Republican nominee Donald Trump’s campaign reacted to the news with an email telling supporters that Walz “WOULD BE THE WORST VP IN HISTORY” and that he would “unleash HELL ON EARTH and open borders to the worst criminals imaginable.” The email said “the real killler” was that Walz “already pulled in MILLIONS in dirty cash to buy the White House” and the campaign asked “EVERY SINGLE PATRIOT reading this message” to make a contribution by clicking a button labeled “STAND WITH TRUMP.”

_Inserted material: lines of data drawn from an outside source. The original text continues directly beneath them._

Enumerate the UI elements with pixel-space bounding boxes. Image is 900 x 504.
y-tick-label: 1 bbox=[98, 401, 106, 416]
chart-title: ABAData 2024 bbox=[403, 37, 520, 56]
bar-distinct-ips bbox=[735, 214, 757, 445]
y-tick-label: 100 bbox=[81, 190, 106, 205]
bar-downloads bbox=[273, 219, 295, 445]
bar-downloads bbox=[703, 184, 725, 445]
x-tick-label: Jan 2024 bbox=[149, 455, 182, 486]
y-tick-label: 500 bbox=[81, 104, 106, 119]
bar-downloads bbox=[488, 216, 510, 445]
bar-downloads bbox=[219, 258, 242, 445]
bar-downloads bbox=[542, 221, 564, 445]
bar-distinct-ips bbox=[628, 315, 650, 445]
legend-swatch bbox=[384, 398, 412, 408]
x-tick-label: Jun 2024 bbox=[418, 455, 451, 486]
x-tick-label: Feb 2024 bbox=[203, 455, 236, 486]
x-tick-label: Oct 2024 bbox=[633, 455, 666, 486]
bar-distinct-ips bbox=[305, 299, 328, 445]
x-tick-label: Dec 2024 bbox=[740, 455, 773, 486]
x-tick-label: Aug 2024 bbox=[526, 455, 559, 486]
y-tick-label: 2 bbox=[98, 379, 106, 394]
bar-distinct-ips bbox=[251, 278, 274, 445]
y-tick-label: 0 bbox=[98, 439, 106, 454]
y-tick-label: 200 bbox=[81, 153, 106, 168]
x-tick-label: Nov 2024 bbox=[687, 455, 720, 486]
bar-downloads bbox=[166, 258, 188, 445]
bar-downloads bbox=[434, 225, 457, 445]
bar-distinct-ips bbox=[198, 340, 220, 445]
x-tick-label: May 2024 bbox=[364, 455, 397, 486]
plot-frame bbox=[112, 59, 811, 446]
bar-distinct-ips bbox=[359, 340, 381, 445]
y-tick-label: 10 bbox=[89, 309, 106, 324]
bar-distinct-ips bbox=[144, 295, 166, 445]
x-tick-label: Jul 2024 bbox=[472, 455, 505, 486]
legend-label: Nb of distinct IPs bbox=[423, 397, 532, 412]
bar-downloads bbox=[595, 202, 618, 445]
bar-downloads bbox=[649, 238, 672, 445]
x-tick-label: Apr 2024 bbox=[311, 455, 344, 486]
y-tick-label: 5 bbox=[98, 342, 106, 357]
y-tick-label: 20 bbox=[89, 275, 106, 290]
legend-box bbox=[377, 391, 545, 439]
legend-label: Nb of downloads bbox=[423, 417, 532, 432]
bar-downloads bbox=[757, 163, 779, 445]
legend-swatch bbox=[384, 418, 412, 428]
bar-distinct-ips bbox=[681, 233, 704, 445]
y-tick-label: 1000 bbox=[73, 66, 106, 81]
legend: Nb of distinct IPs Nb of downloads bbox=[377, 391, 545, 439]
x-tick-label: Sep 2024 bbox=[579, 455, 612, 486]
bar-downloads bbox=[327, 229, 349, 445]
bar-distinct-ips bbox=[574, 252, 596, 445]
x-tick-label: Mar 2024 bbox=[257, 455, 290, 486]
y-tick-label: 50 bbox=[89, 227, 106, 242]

Walz, who was first elected governor in 2018 and won reelection in 2022, previously served 12 years in the House, rising to be the top Democrat on the Veterans’ Affairs Committee.
Shortly after President Joe Biden announced he would not seek reelection, Walz told Minnesota Public Radio that he was prepared to take on the role of running mate if Harris asked, and said that his inclusion on the prospect list was a “testament to Minnesota. We are the land of vice presidents.”
Both Democrats Hubert H. Humphrey and Walter Mondale hailed from Minnesota, winning election as vice president but not faring as well on their own. Humphrey lost the nomination when he ran for president in 1968 after President Lyndon B. Johnson opted against seeking a second full term (the last time that happened before Biden). Mondale won the nomination but was trounced by President Ronald Reagan in 1984.
Walz grew up in Nebraska and joined the National Guard as a teenager to help pay for his college education. He eventually became a teacher in China, and then in Nebraska, before moving in 1996 to Mankato, Minn., where he taught at Mankato West High School. The governor often talks about the challenges of supervising students in a high school cafeteria.
“You do not leave that job with a full head of hair. Trust me,” Walz, 60, posted on X in response to a comment about his age.
Walz was a first-time candidate when he ran for Congress in 2006 as the nominee of the state’s Democratic–Farmer–Labor Party, ousting six-term Republican Rep. Gil Gutknecht in a significantly rural congressional district. Mankato and Rochester, home to the Mayo Clinic, were the population centers of the district Walz represented before winning the governor’s race in 2018.
In addition to classroom teaching, he was a football coach and has previously described himself as “a big pheasant hunter.” His ability to engage with more rural voters and Midwestern farmers may be part of why Harris selected Walz over other contenders for the vice presidential nomination. His military experience also provides a counterpoint to that of Republican vice presidential nominee JD Vance of Ohio, a Marine Corps veteran.
Walz’s boosters included Shawn Fain, president of the United Auto Workers union, who said that either Walz or Kentucky Gov. Andy Beshear would be the union’s top picks. Fain told CBS News over the weekend that Beshear was his favorite of the half-dozen names floated as finalists.
“We really like Tim Walz from Minnesota also, think he’s an awesome guy for labor. One hundred percent, behind labor. And those would be our top two if we had to pick any,” Fain said.
While in Congress, Walz was one of just 31 Democrats to vote in 2014 and one of just 29 to vote in 2015 to support construction of the Keystone XL pipeline, a project backed by unions and opposed by environmental groups that President Joe Biden halted after he took office in 2021.
On votes like those where majorities of the two parties were on opposite sides, Walz voted with fellow Democrats 90.9 percent of the time during his six terms in Congress, according to CQ Vote Studies.
One vote where he bucked the party, however, could have made vetting for the 2024 ticket dicey. In June 2012, Walz was one of just 17 Democrats to vote to hold then-Attorney General Eric H. Holder Jr. in contempt of Congress for refusing to comply with a subpoena from Congress related to the “Fast and Furious” program targeting gun trafficking. Holder was tapped by Harris to review potential running mates’ backgrounds.
Ryan Kelly and Herb Jackson contributed to this report.